Xi'an Institute of Optics and Precision Mechanics, Chinese Academy of Sciences

2011.08.17 Academic report：Human Action Recognition

Data：16-08-2011 | 【 A A A 】 | 【Print】【Close】

Speaker： Mubarak Shah（FIEEE、Agere Chair Professor of University of Central Florida, USA）

Time： 9:30 am , August 17, 2011 (Wednesday)

Venue: Conference Room of Optical Image Analysis and Learning Center (OPTIMAL)

Speaker Profile：

　　　　Dr. Mubarak Shah, Agere Chair Professor of Computer Science, is the founding director of the Computer Visions Lab at UCF. He is a co-author of three books (Motion-Based Recognition (1997), Video Registration (2003), and Automated Multi-Camera Surveillance: Algorithms and Practice (2008)), all by Springer. He has published extensively on topics related to visual surveillance, tracking, human activity and action recognition, object detection and categorization, shape from shading, geo registration, photo realistic synthesis, visual crowd analysis, bio medical imaging, etc. Dr. Shah is a fellow of IEEE, IAPR, AAAS and SPIE. In 2006, he was awarded the Pegasus Professor award, the highest award at UCF, given to a faculty member who has made a significant impact on the university, has made an extraordinary contribution to the university community, and has demonstrated excellence in teaching, research and service. He is ACM Distinguished Speaker. He was an IEEE Distinguished Visitor speaker for 1997-2000, and received IEEE Outstanding Engineering Educator Award in 1997. He received the Harris Corporation's Engineering Achievement Award in 1999, the TOKTEN awards from UNDP in 1995, 1997, and 2000; Teaching Incentive Program awards in 1995 and 2003, Research Incentive Award in 2003 and 2009, Millionaires' Club awards in 2005, 2006, and 2009, University Distinguished Researcher award in 2007, SANA award in 2007, an honorable mention for the ICCV 2005 Where Am I? Challenge Problem, and was nominated for the best paper award in ACM Multimedia Conference in 2005. He is an editor of international book series on Video Computing; editor in chief of Machine Vision and Applications journal, and an associate editor of ACM Computing Surveys journal.
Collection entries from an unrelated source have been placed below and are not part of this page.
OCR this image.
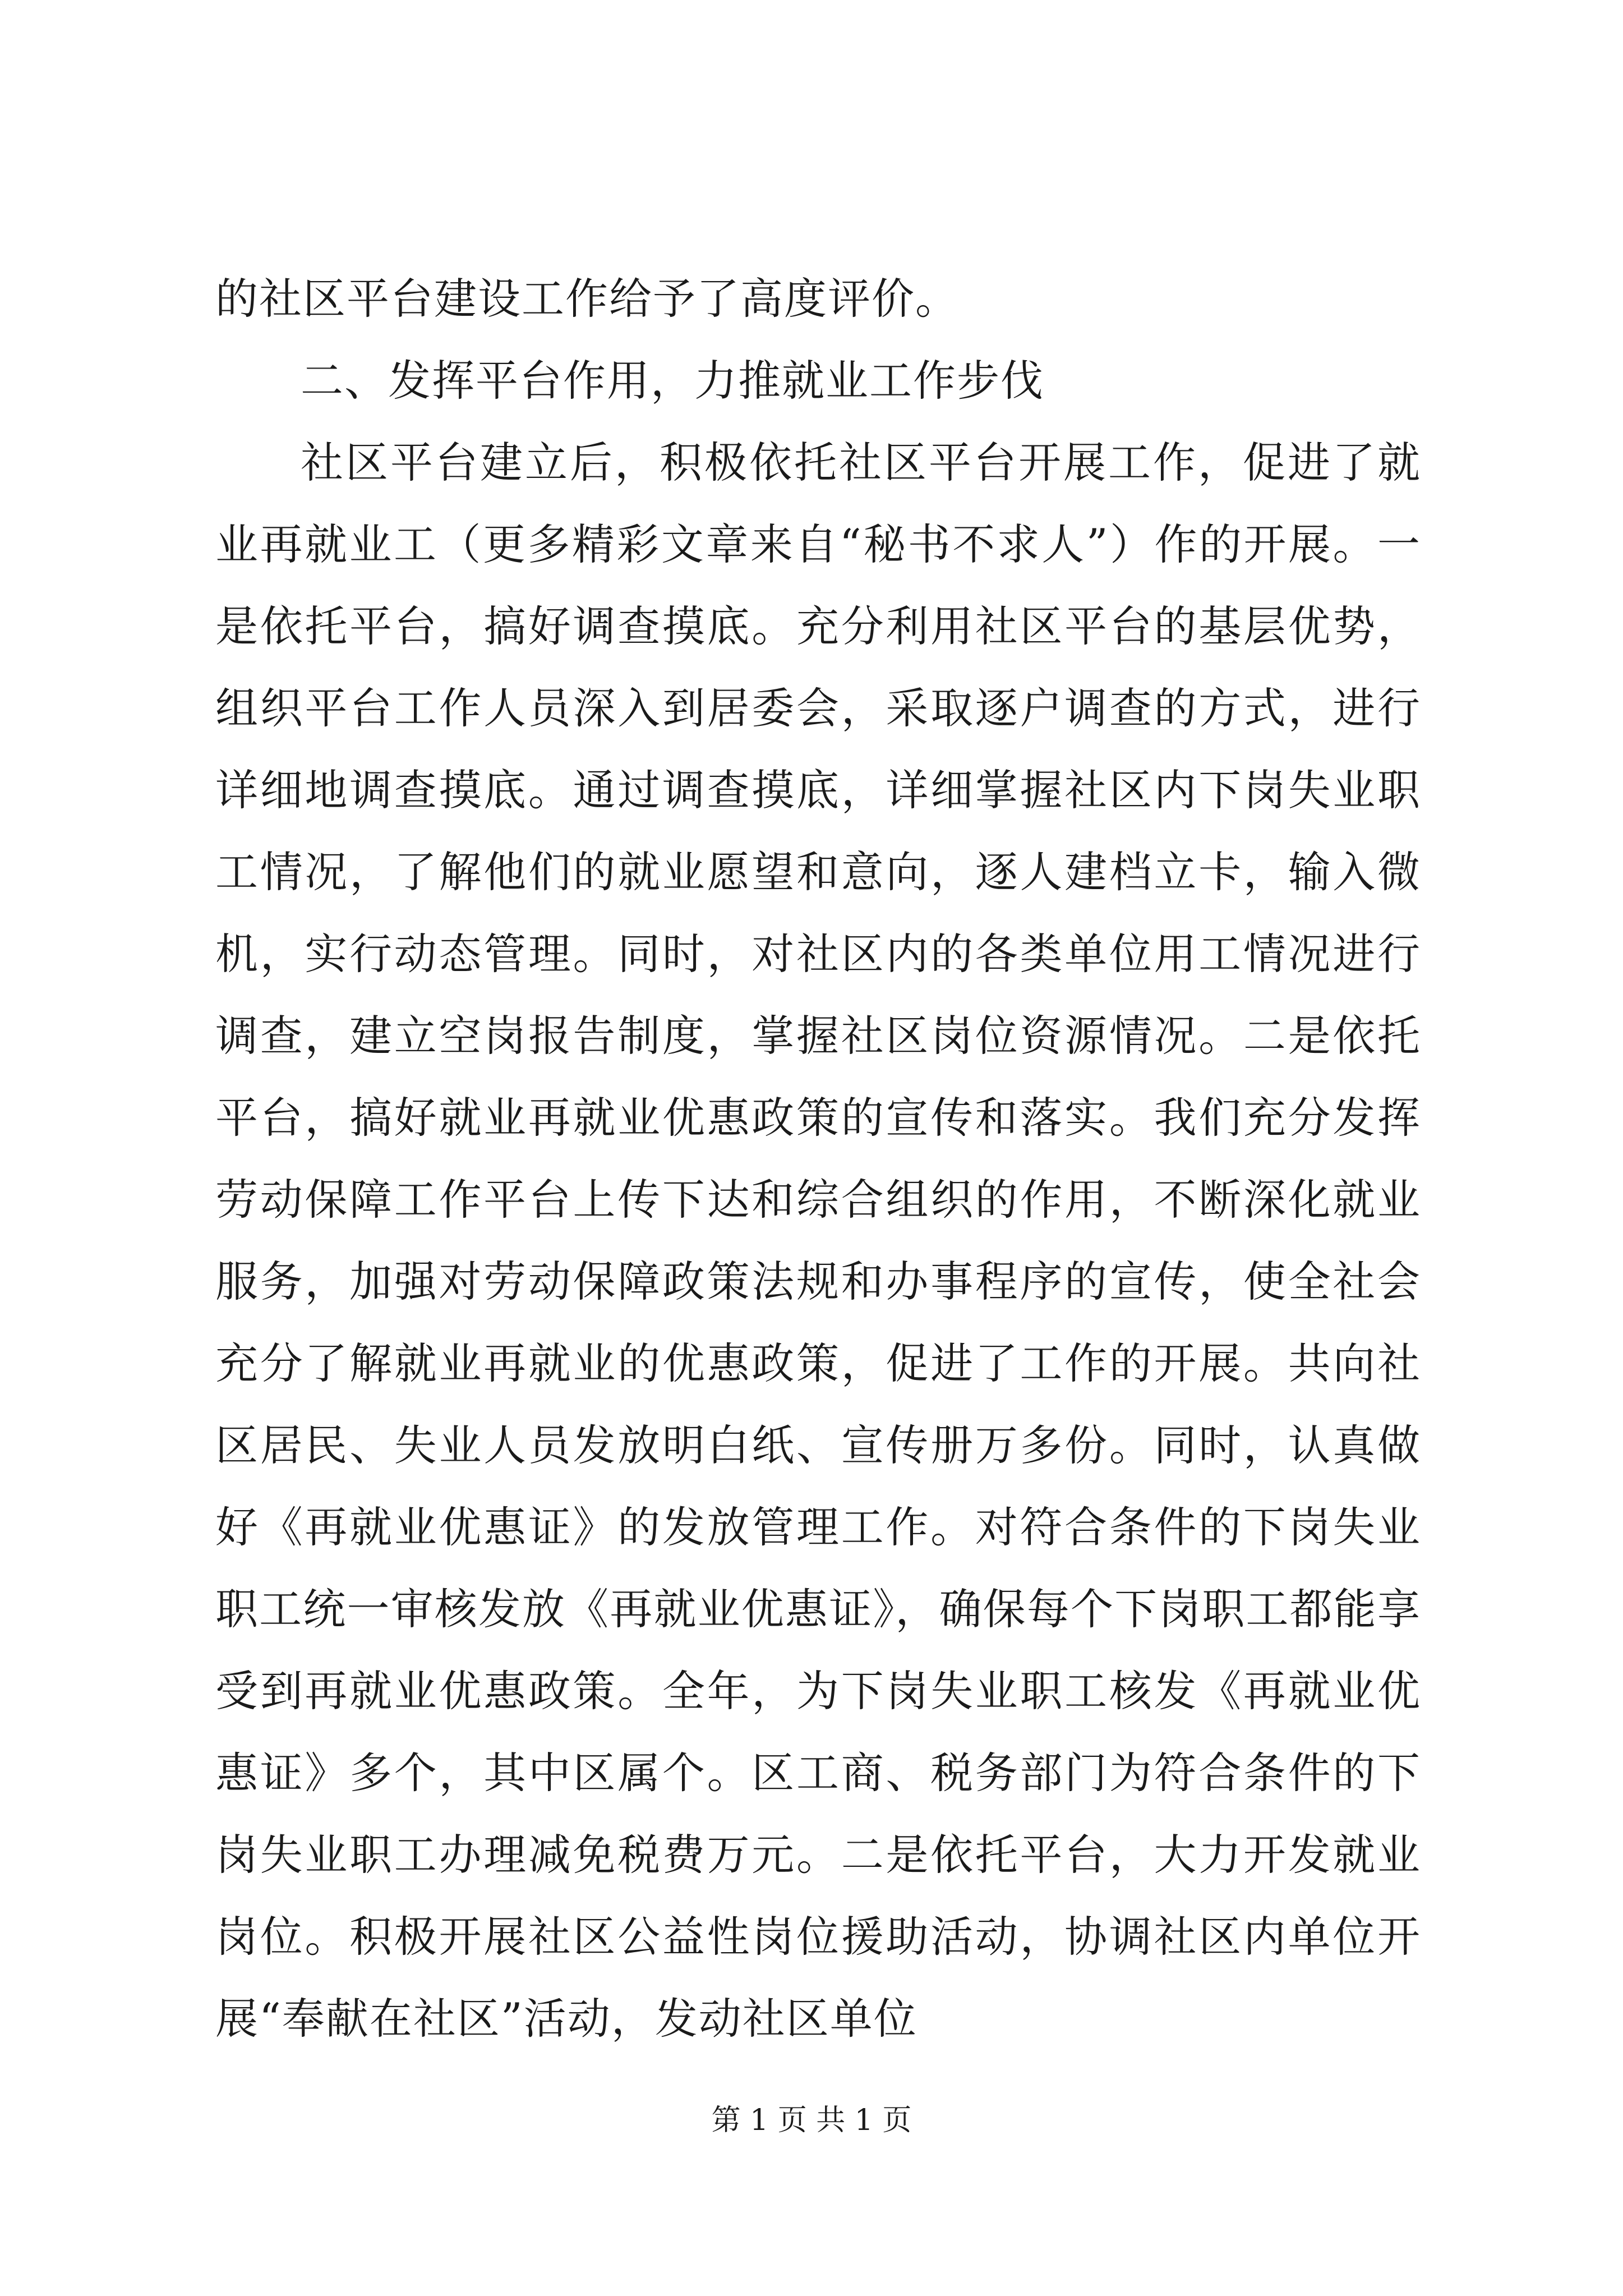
的社区平台建设工作给予了高度评价。

二、发挥平台作用，力推就业工作步伐

社区平台建立后，积极依托社区平台开展工作，促进了就业再就业工（更多精彩文章来自“秘书不求人”）作的开展。一是依托平台，搞好调查摸底。充分利用社区平台的基层优势，组织平台工作人员深入到居委会，采取逐户调查的方式，进行详细地调查摸底。通过调查摸底，详细掌握社区内下岗失业职工情况，了解他们的就业愿望和意向，逐人建档立卡，输入微机，实行动态管理。同时，对社区内的各类单位用工情况进行调查，建立空岗报告制度，掌握社区岗位资源情况。二是依托平台，搞好就业再就业优惠政策的宣传和落实。我们充分发挥劳动保障工作平台上传下达和综合组织的作用，不断深化就业服务，加强对劳动保障政策法规和办事程序的宣传，使全社会充分了解就业再就业的优惠政策，促进了工作的开展。共向社区居民、失业人员发放明白纸、宣传册万多份。同时，认真做好《再就业优惠证》的发放管理工作。对符合条件的下岗失业职工统一审核发放《再就业优惠证》，确保每个下岗职工都能享受到再就业优惠政策。全年，为下岗失业职工核发《再就业优惠证》多个，其中区属个。区工商、税务部门为符合条件的下岗失业职工办理减免税费万元。二是依托平台，大力开发就业岗位。积极开展社区公益性岗位援助活动，协调社区内单位开展“奉献在社区”活动，发动社区单位

第 1 页 共 1 页
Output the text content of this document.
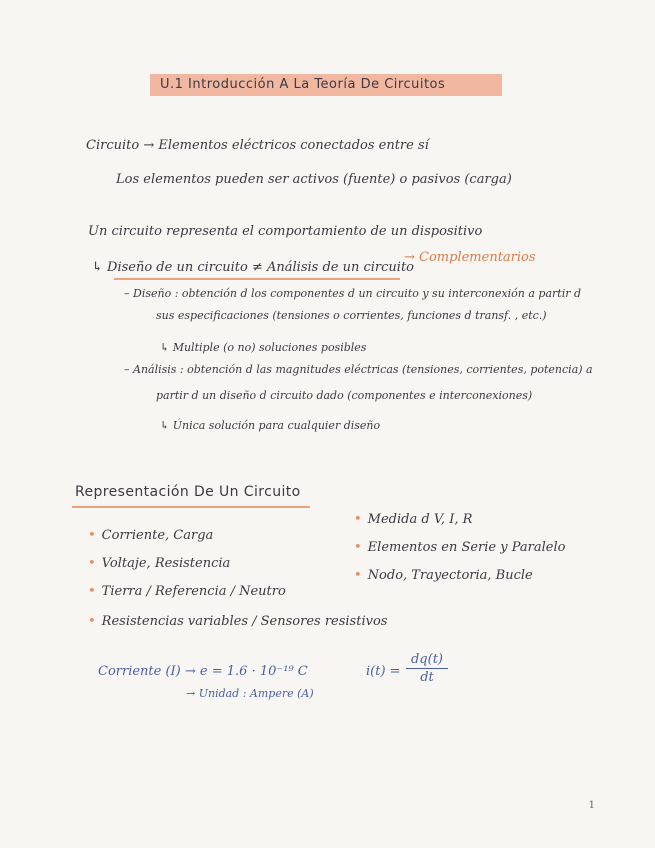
U.1 Introducción A La Teoría De Circuitos
Circuito → Elementos eléctricos conectados entre sí
Los elementos pueden ser activos (fuente) o pasivos (carga)
Un circuito representa el comportamiento de un dispositivo
↳ Diseño de un circuito ≠ Análisis de un circuito
→ Complementarios
– Diseño : obtención d los componentes d un circuito y su interconexión a partir d
sus especificaciones (tensiones o corrientes, funciones d transf. , etc.)
↳ Multiple (o no) soluciones posibles
– Análisis : obtención d las magnitudes eléctricas (tensiones, corrientes, potencia) a
partir d un diseño d circuito dado (componentes e interconexiones)
↳ Única solución para cualquier diseño
Representación De Un Circuito
• Corriente, Carga
• Voltaje, Resistencia
• Tierra / Referencia / Neutro
• Resistencias variables / Sensores resistivos
• Medida d V, I, R
• Elementos en Serie y Paralelo
• Nodo, Trayectoria, Bucle
Corriente (I) → e = 1.6 · 10⁻¹⁹ C
→ Unidad : Ampere (A)
i(t) =
dq(t)
dt
1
He was an associate editor of the IEEE Transactions on PAMI, and a guest editor of the special issue of International Journal of Computer Vision on Video Computing. He was the program co-chair of IEEE Conference on Computer Vision and Pattern Recognition (CVPR), 2008.

Summary：

　　　　In this talk, I will give an overview of three recent approaches we have proposed for recognizing human actions. First, I will present an approach that employs concepts from chaotic systems theory to model and analyze nonlinear dynamics of human actions. Trajectories of human joints are used as a representation of the non-linear dynamical systems that are generating the particular action of interest. Each trajectory is then used to reconstruct a phase space by employing a delay-embedding scheme. The properties of the reconstructed phase space are captured in terms of chaotic invariants: Lyapunov exponent, correlation integral and correlation dimension. Finally, a feature vector that is a combination of these invariants over all trajectories of joints represents the action.

　　　　Several approaches to action recognition, including the above approach, require detection of objects, followed by tracking of objects from frame to frame. Recently, in computer vision there has been a lot of interest in the bag of video words (mid level features) approach, which bypasses the object detection and tracking steps. Second, I will present an approach for learning a visual vocabulary for human action recognition using diffusion maps embedding. Ourapproach is inspired by the conjecture that midlevel features, in the hierarchy of appearance features, produced by similar sources lie on a certain manifold. The goal then is to embed these midlevel features into a lower dimensional, semantically meaningful space, while retaining the geometric structure in terms of similarity between features. Finally, clustering in this low dimensional space forms high level feature groups.

　　　　Action recognition approaches, including the above two approaches, suffer from many drawbacks in practice, which include (1) the inability to cope with incremental recognition problems; (2) the requirement of an intensive training stage to obtain good performance; (3) the inability to recognize simultaneous multiple actions; and (4) difficulty in performing recognition frame by frame. Thirdly, in order to overcome these drawbacks using a single approach, I will present a novel framework involving the feature-tree to index large scale motion features using the Sphere/Rectangle-tree (SR-tree). The recognition consists of the following two steps: (1) recognizing the local features by non-parametric nearest neighbor (NN), and (2) using a simple voting strategy to label the action.